The Commons: Don’t cry for Max

by Aaron Wherry

If he’s being treated unfairly, he has only his Prime Minister to blame

The Scene. Say what you will, but these Conservatives can be quite sensitive. At least when it suits them.

When Maxime Bernier walked into the House this afternoon, just moments before the start of Question Period, backbencher Daniel Petit treated him to a one-man standing ovation. Then, as Bernier stood and answered the opposition’s first question, the entire caucus rose to cheer.

Peter MacKay patted the Foreign Affairs Minister on the arm. When Bernier returned to his seat, Jacques Gourde and Laurie Hawn competed to see who could more enthusiastically pat his right shoulder.

Yes, it was all very emotional and righteous and redeeming. Those flipping through the channels this afternoon might’ve come across CPAC and wondered when the parliamentary channel started carrying Oprah.

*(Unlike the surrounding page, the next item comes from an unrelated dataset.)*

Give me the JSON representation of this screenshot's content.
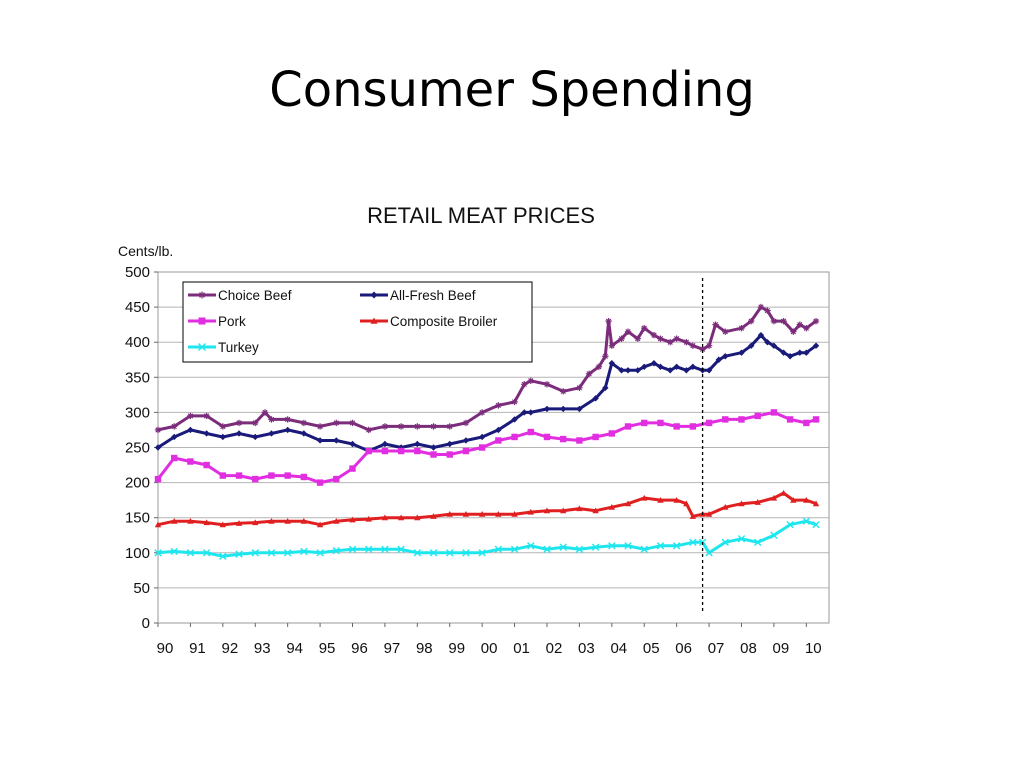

“Never did I think I would get such a nasty and low attack by an opposition member,” Bernier lamented after Michael Ignatieff had asked if the absent prime minister still had confidence in his lead diplomat. “This is about my private life, the private life in the past of my ex-girlfriend. People’s private lives are none of the member’s business.”

Despite such obvious heartache, the Liberals and Bloc persisted in their questions. John Baird decided the most appropriate response was to boo. Literally.

Peter Van Loan, who would spend most of the afternoon on his feet defending various cabinet ministers against allegations of wrongdoing, opted for an only slightly more refined approach. “Mr. Speaker, it was prime minister Pierre Trudeau, who said, ‘the state has no place in the bedrooms of the nation,’” he said. “The deputy leader of the Liberal party is clearly no Pierre Trudeau.”

Even Bernier cracked a smile at this one.

Van Loan surmised that the Liberals couldn’t possibly both show concern for Omar Khadr and worry about organized crime. Lawrence Cannon suggested the Bloc leader had threatened journalists working on this story. “No threats to journalists were ever made,” Gilles Duceppe swore. “I am not a Conservative.”

The Conservative house leader pointed to the obvious class of Bob Rae, the Liberal foreign affairs critic not rising this day to ask questions of Bernier. But faced with an allegation of credibility, Rae shook his head in the negative.

When Ralph Goodale rose to pose a query, Baird unleashed the full extent of his eloquence. “You’re sleazy Ralph!” he cried. “You’re a sleaze bag!”

Then back the Environment Minister went to booing. So incessantly and loudly, in fact, that Goodale could not be heard.

(The Liberals returned the favour later when Bernier rose to take a question on Burma and found himself serenaded by the simulated sounds of motorcycle engines revving.)

Still, the Liberals insisted on asking the government to account for the obvious security questions raised by the Foreign Affairs Minister escorting around town a woman with reported ties to a biker gang. And so Van Loan flirted with the nuclear option.

Furious with self-aggrandizing indignation, he lamented the decline of Canadian democracy and the opposition’s insistence on reducing politics to the stuff of smears. “Mr. Speaker, I am really saddened but I am not surprised that the Liberal party continues to engage in deep personal attacks that are not matters of government business,” he said. “If anybody’s judgment as to their personal partners is something that people disagree with, I do not think that is a matter of government business. If we are going to spend time in this House of Commons inquiring into people’s personal lives, I think people can conclude that whichever politicians are engaged in that are entirely wasting taxpayers’ money and are not fit for public office.”

Indeed, the house leader should be congratulated on this count. For as a denunciation of this Conservative government, this was pitch perfect.

Fourteen months ago, of course, it was Van Loan’s leader, the right honourable Stephen Harper, who rose in this place and attempted to speculate on a Liberal member’s father-in-law and what that familial relationship might tell us about the opposition’s approach to national security.

The Liberals bawled then and demanded the Prime Minister withdraw his insinuation. He would not. Indeed, he would keep at it unabashedly.

It would be only fair now if Her Majesty’s loyal opposition returned the favour.

The Stats. The Foreign Affairs Minister, 13 questions. Burma, five questions. The Minister of International Cooperation, four questions. The environment and transportation, three questions each. The economy, Quebec, the Olympics, the Environment Minister and Omar Khadr, two questions each. Fisheries, natives and industry regulation, one question each.

Peter Van Loan, 16 answers. Lawrence Cannon, seven answers. Maxime Bernier, six answers. John Baird, three answers. Bev Oda, David Emerson and Peter MacKay, two answers each. Loyola Hearn, Chuck Strahl and Jim Prentice, one answer each.